L’évêque du diocèse d’Ajaccio, a récemment été élevé au rang de cardinal par le pape François. Dans une interview accordée à Valeurs actuelles, le cardinal Bustillo aborde divers sujets liés à l’Église et à la société française.
Voici les passages marquants de cette entrevue:
Le cardinal Bustillo souligne que l’Europe a beaucoup à offrir au catholicisme en raison de ses racines, de son histoire et de son patrimoine, malgré sa fragilité numérique. Il estime que le pape François ne méprise pas l’Europe, mais qu’il favorise également d’autres potentiels provenant d’autres régions du monde. Il plaide pour une collaboration entre l’Europe âgée et d’autres Églises venant d’Afrique, d’Asie ou d’Amérique.
« Je le rappelle à plusieurs reprises dans Le cœur ne se divise pas : cinquante-cinq ans après Mai 68, on a totalement évacué Dieu.Sommes-nous plus heureux ? Avons-nous soldé tous nos problèmes ? Je ne crois pas. Nous sommes plus individualistes, plus matérialistes et plus malheureux. »
Concernant les divisions au sein de l’Église en France, le cardinal Bustillo affirme que la situation est dangereuse pour l’annonce de l’Évangile. Il reconnaît qu’il y a des différences légitimes entre les catholiques, mais met en garde contre la tendance à passer de la différence à la division. Il souligne l’importance cruciale de l’unité au sein de l’Église, malgré les différences.
L’évêque d’Ajaccio exprime sa préoccupation quant à la perception de l’Église par le public, soulignant que l’Église est souvent réduite à sa machinerie ecclésiastique et à ses failles. Il plaide pour un retour à l’Évangile et à l’enseignement de Jésus, mettant en avant les valeurs chrétiennes de l’amour, du pardon et du respect.
« Lorsqu’un peuple ne respecte plus le sacré il tombe vite dans la barbarie »
Le prélat identifie un défi majeur dans la sécularisation massive en Occident et son impact sur la société. Il estime que la violence est le signe évident de notre malheur et que Dieu peut nous aider à dompter notre propre violence grâce à une vie spirituelle solide.Le cardinal Bustillo ne considère pas les processions religieuses comme un remède absolu, mais les trouve bénéfiques. Il les décrit comme des manifestations joyeuses de la foi, où les chrétiens portent Dieu à travers les rues, rappelant ainsi la présence divine.
L’évêque corse exprime une perspective nuancée sur l’islam en France, reconnaissant la crispation liée à la peur, mais soulignant également que l’islam peut être stimulant pour les catholiques français. Il appelle les catholiques à assumer leur propre foi avant de critiquer les autres.

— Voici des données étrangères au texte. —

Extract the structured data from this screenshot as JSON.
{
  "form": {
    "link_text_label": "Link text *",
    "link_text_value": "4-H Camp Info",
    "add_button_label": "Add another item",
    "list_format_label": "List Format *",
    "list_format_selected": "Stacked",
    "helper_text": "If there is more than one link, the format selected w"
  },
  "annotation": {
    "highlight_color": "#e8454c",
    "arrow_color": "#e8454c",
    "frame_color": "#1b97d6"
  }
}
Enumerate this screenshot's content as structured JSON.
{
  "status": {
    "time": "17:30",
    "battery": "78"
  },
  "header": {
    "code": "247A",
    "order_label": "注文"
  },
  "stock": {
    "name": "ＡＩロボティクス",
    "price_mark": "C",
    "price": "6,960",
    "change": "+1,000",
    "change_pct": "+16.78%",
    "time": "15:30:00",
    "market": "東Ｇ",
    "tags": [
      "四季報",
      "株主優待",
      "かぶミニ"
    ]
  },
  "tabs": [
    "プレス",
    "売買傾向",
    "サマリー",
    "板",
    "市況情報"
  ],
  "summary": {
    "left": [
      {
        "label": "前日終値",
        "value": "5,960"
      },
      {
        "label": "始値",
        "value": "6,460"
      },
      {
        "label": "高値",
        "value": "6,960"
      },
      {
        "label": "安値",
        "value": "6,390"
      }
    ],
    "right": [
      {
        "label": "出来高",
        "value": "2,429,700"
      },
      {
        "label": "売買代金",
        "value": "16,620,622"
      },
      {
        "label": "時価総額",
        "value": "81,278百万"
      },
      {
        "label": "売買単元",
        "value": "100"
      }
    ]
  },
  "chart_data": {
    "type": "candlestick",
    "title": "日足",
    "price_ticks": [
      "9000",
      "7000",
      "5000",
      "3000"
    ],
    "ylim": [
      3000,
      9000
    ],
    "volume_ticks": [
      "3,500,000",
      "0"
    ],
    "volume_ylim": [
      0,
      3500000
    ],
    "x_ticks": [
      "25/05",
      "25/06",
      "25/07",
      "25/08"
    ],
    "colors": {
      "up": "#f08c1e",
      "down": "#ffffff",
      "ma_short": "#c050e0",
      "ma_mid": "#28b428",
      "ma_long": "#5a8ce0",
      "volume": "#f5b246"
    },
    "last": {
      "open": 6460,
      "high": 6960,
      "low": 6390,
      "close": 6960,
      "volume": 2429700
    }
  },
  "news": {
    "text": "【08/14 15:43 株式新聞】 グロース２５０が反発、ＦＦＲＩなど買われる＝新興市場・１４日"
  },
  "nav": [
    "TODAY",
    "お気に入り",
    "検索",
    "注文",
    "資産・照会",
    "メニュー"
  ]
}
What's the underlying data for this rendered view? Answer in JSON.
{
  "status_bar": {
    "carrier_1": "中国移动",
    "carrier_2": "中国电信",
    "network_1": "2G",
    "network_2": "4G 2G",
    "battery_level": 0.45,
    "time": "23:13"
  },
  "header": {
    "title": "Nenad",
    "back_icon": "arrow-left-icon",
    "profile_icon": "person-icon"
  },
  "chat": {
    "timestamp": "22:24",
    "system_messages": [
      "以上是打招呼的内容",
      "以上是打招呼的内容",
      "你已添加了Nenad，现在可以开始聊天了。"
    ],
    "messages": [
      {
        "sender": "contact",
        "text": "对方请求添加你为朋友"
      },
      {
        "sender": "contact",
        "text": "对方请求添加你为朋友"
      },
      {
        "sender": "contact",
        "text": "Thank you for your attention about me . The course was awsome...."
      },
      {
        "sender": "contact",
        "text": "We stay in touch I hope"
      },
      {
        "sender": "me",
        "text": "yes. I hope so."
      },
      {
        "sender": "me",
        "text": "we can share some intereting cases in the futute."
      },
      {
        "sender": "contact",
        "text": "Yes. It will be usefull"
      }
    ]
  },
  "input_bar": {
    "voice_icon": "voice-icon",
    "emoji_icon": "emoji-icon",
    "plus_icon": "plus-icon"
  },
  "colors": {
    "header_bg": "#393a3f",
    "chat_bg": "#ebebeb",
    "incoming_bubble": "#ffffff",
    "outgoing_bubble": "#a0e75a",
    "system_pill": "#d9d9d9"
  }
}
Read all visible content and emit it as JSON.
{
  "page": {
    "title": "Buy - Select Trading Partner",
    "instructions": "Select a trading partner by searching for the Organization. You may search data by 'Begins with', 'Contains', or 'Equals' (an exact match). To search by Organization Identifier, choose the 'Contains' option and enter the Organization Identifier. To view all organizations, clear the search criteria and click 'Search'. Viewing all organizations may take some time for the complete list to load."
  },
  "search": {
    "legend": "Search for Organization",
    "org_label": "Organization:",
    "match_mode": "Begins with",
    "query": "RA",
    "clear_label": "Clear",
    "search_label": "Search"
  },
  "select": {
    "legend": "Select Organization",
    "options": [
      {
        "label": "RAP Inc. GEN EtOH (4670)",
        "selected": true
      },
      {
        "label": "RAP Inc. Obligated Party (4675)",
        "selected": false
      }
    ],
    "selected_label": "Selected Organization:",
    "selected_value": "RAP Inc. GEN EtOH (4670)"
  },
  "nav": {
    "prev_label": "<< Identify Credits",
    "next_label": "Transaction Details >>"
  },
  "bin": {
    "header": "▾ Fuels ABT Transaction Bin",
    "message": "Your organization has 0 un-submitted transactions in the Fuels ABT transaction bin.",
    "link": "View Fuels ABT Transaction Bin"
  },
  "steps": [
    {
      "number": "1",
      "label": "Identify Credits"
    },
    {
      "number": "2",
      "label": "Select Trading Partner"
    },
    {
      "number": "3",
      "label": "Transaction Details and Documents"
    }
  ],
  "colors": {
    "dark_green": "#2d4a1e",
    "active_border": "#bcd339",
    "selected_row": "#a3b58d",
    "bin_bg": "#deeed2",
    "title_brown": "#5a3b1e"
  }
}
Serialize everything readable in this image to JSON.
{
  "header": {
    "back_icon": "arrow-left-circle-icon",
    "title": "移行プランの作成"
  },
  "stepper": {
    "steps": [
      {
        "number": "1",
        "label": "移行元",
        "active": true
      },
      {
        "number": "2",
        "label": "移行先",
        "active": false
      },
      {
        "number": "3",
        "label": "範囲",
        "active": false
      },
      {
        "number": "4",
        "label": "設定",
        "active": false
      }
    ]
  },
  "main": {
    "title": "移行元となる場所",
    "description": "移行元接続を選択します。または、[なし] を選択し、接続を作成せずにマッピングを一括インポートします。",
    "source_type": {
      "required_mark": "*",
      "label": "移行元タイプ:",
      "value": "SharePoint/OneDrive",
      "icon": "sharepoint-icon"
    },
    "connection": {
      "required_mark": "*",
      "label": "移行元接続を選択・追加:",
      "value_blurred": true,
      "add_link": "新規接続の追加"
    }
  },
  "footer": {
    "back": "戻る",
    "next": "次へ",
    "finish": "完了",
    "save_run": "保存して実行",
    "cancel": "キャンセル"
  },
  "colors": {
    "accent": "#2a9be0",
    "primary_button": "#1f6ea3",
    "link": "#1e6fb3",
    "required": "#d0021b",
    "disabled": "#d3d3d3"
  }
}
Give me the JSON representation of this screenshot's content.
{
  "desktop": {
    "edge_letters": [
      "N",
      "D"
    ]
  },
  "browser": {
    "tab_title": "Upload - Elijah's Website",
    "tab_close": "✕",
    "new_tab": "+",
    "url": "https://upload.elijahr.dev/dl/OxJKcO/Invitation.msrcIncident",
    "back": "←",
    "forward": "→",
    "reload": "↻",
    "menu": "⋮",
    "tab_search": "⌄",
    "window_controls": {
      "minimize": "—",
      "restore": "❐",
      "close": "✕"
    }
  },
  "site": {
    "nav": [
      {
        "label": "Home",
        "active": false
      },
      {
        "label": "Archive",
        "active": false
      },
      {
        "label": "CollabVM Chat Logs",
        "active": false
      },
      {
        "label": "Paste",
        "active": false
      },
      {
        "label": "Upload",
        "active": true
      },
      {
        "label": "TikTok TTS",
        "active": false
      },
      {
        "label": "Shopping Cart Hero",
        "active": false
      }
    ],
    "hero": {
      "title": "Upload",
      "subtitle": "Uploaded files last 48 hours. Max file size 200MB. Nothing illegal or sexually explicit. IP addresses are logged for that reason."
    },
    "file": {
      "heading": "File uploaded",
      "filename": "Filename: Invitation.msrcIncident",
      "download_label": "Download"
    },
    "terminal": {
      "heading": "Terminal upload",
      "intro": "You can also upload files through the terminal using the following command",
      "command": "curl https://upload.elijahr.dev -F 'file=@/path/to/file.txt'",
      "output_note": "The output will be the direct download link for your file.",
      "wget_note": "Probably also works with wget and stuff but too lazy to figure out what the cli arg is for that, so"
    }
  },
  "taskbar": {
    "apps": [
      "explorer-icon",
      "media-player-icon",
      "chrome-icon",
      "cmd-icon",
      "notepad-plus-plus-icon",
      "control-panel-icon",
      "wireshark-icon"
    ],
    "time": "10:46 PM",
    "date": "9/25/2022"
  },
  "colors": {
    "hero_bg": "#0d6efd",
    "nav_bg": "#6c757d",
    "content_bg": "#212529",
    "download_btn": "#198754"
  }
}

L’islamisme est une idéologie à combattre, cela va de soi, mais je trouve pour ma part l’islam plutôt stimulant.L’islam devrait interroger chacun sur son
rapport à ses traditions, à sa foi. Les musulmans gardent leurs traditions en arrivant en France, ils sont fidèles, et que font les catholiques français ?…..Je voudrais demander aux catholiques français :
“Qu’avez-vous fait de votre propre foi ?”Avant d’accuser les autres, il faut faire son examen de conscience. »
Le cardinal commente la tendance de la jeunesse française à se désintéresser de la religion, attribuant cela à une transmission défaillante des valeurs religieuses par les générations précédentes. Il voit un potentiel pour que les jeunes redécouvrent la foi si les catholiques parviennent à les stimuler.Le cardinal Bustillo réagit également à la violence dans la société, appelant à une transmission précoce des valeurs telles que le respect et l’attention à l’autre. Il suggère que l’évacuation de Dieu de la société a contribué à l’augmentation de la violence.
Que font les familles ? Qui leur transmet les valeurs ? Tel ministre voudrait proposer des cours d’éthique à l’école ou que sais-je encore. Qu’il envoie plutôt les jeunes au catéchisme
Le cardinal Bustillo reconnaît la complexité de la question de l’immigration en France et appelle les responsables politiques à prendre leurs responsabilités. Il souligne également l’importance pour les chrétiens de maintenir des relations interpersonnelles humanisées avec les étrangers.
Dans cet interview , le cardinal François-Xavier Bustillo insiste sur l’importance de l’unité au sein de l’Église, de la douceur dans la communication de la foi et de la nécessité de réparer et de rétablir des « relations positives » avec le monde.